Hornacek has remained a popular figure in Phoenix, where he maintained a residence even after becoming Jazz coach Tyrone Corbin's assistant in 2011 after Hall of Famer Jerry Sloan's midseason resignation.
The 50-year-old began his 14-year NBA career with the Suns after being drafted 46th overall out of Iowa State. He played in Phoenix from 1986 through 1992, when he was traded to Philadelphia for Charles Barkley.
In 1994, Hornacek was shipped to Utah, where he teamed with John Stockton and Karl Malone to make two trips to the NBA Finals before retiring in 2000.
Hornacek, an All-Star with Phoenix, began helping Sloan as a part-time shooting coach in 2007, allowing him to spend time with his wife, Stacy, and three children, who remained in Arizona during the season.

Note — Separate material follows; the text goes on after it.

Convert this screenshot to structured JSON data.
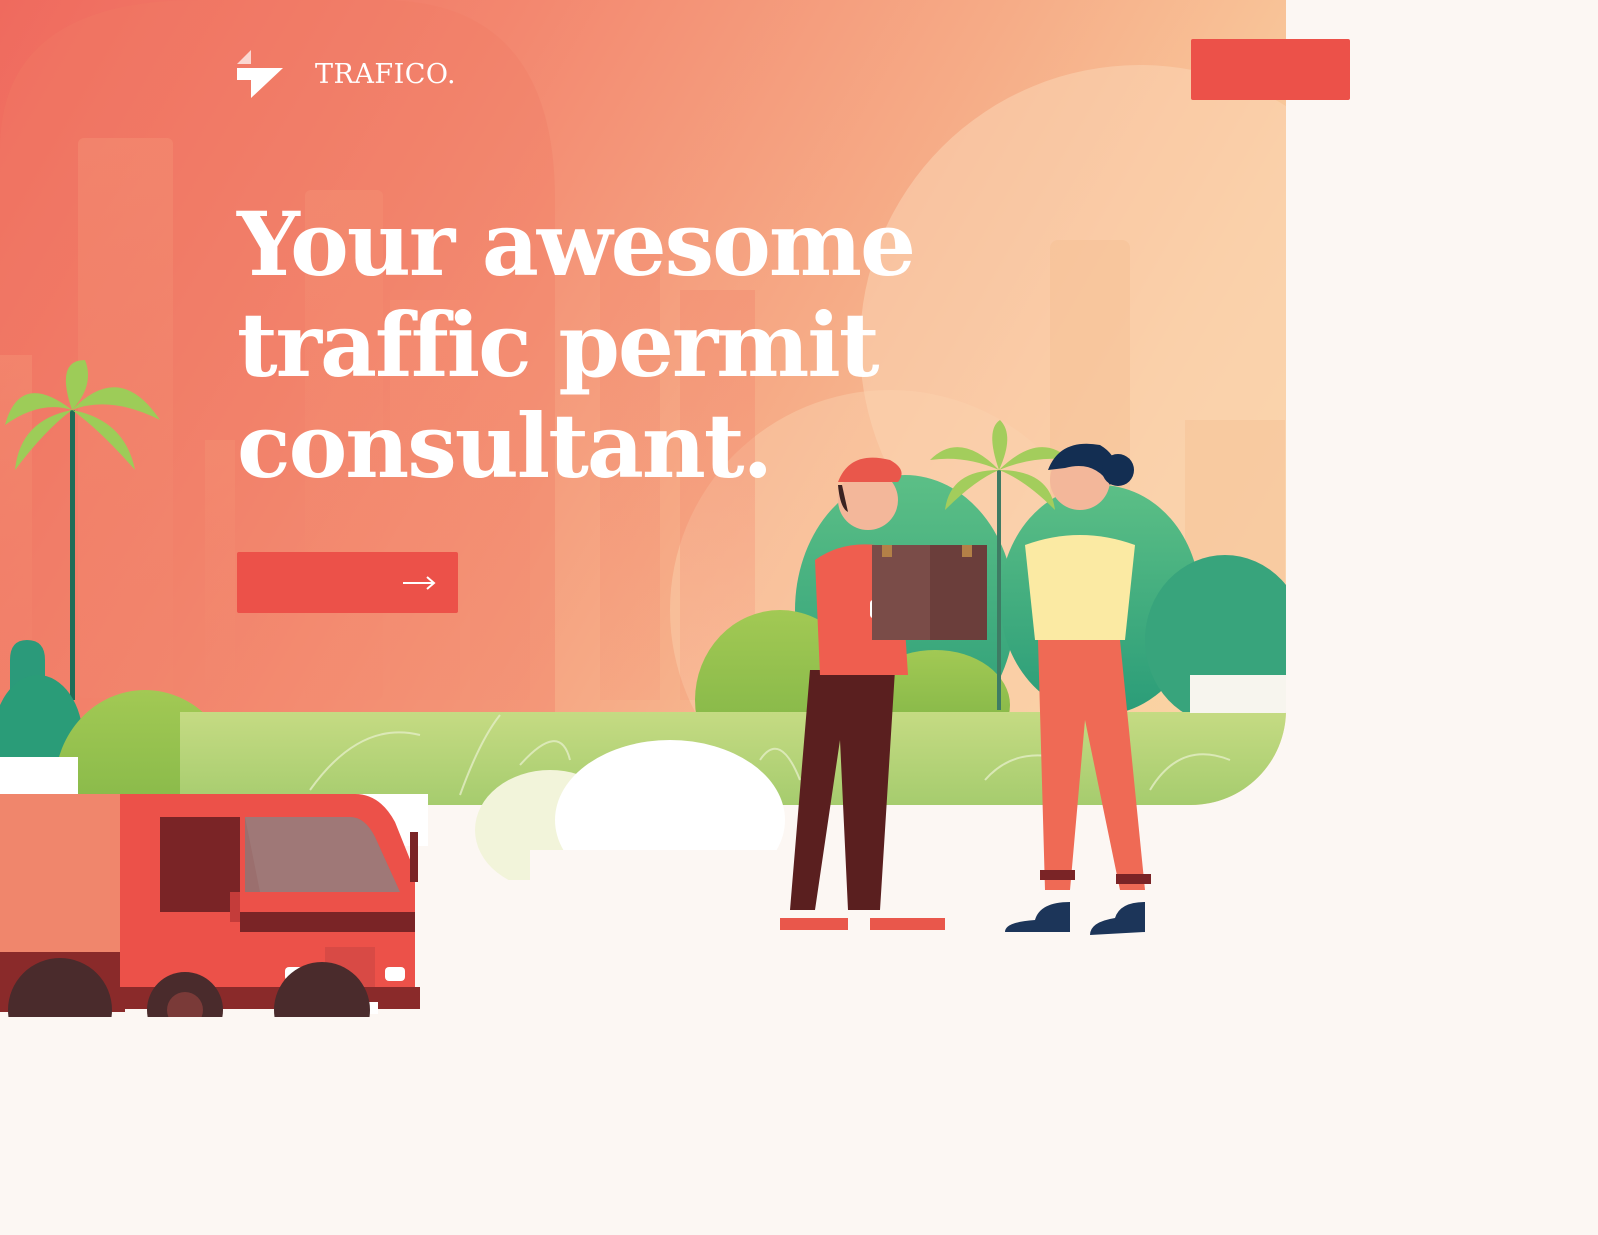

Phoenix didn't waste much time in hiring Hornacek after what the Arizona Republic described as "impressive interviews" with the organization's new management last week.
In Utah, Hornacek spent a lot of time working on shooting techniques with the Jazz players. He has worked extensively with younger guys, including Gordon Hayward.
"His coaching style brings a lot of the intelligence that he was known for as a player," the Repubic's Paul Coro wrote, "and an even-keeled demeanor that can turn disciplinarian when necessary."
Interestingly, Hornacek is the brother-in-law of Suns athletic trainer Aaron Nelson.
Hornacek will be the Suns' 16th head coach and its fifth since the 2007-08 season. Lindsey Hunter was hired on an interim basis during this past season after Alvin Gentry was fired.
Phoenix had the worst record in the Western Conference last season, finishing 25-57. It was the second-worst mark in franchise history (16-66 in 1968-69).